Los manifestantes seguían apostados en las rutas de los tres puentes que vinculan a Argentina con su vecino del Mercosur, en coincidencia con los largos feriados por la evocación de los 25 años de la guerra de Malvinas y la Semana Santa en ciernes.
"Botnia se va y los cortes se levantan", fue la consigna unificada de los ecologistas a orillas del limítrofe río Uruguay, en referencia al nombre de la empresa finlandesa que levanta una colosal planta de pasta celulósica en la localidad uruguaya de Fray Bentos.
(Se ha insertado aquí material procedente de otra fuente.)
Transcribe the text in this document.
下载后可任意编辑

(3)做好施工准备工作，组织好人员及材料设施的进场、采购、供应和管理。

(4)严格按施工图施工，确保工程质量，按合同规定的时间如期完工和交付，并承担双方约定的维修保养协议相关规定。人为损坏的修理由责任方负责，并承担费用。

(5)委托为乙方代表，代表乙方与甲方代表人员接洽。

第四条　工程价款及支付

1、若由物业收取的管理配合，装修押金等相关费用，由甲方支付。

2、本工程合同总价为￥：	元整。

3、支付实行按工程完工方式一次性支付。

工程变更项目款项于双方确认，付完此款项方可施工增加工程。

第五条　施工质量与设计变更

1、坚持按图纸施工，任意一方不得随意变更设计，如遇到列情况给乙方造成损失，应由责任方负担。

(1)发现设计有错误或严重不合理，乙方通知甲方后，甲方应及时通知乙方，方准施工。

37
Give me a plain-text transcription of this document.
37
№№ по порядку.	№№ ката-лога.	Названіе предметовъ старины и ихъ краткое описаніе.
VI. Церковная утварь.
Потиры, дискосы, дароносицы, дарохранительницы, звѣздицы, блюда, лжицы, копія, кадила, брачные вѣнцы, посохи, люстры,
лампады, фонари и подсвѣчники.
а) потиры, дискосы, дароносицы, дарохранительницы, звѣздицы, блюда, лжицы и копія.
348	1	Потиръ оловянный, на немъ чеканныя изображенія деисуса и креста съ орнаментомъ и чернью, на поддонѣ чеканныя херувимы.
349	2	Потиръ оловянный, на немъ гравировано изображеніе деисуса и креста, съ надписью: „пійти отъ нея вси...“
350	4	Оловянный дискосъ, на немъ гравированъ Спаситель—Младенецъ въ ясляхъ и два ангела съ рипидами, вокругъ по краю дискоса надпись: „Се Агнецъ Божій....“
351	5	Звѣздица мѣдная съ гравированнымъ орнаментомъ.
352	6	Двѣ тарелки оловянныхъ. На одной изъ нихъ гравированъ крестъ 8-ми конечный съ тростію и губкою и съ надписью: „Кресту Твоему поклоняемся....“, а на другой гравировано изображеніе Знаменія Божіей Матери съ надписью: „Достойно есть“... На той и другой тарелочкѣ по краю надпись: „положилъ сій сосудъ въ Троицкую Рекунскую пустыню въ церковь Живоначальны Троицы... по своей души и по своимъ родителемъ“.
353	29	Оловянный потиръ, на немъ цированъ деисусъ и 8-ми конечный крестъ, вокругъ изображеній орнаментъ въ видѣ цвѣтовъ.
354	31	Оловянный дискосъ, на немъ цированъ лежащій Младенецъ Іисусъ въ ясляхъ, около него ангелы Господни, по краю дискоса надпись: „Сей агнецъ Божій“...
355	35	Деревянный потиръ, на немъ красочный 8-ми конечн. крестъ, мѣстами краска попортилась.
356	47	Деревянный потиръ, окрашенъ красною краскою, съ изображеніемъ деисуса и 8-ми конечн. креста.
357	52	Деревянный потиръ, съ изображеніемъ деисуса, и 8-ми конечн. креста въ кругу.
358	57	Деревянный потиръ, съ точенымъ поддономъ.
Los piquetes en rutas y puentes se escalonan desde la ciudad de Gualeguaychú -en la orilla opuesta de Fray Bentos- hasta Colón y Concordia, todas ellas al norte de Buenos Aires.
Comerciantes de la ciudad de Concordia intentaron persuadir a los manifestantes para que desistan de la medida por los daños económicos que provocan, pero los reclamos fueron infructuosos.
La Corte Internacional de La Haya, donde está radicado el conflicto bilateral, dictaminó este año que los piquetes no perjudican la construcción de la fábrica de Botnia, en tanto se dirime la cuestión de fondo.
Los bloqueos continuarán hasta el domingo 8 de abril, cuando finalicen los movimientos turísticos entre ambos países, seriamente afectados por la medida.
Argentina y Uruguay están dispuestos a iniciar un proceso de diálogo sobre el diferendo, que arrastran desde hace tres años, en encuentros a realizarse entre el 18 y 20 de abril próximos en Madrid, facilitados por la corona española.
Montevideo asegura que la planta no provocará daños al medio ambiente, a diferencia de Buenos Aires que reclama la relocalización de la planta para evitar que se afecte el equilibrio ecológico.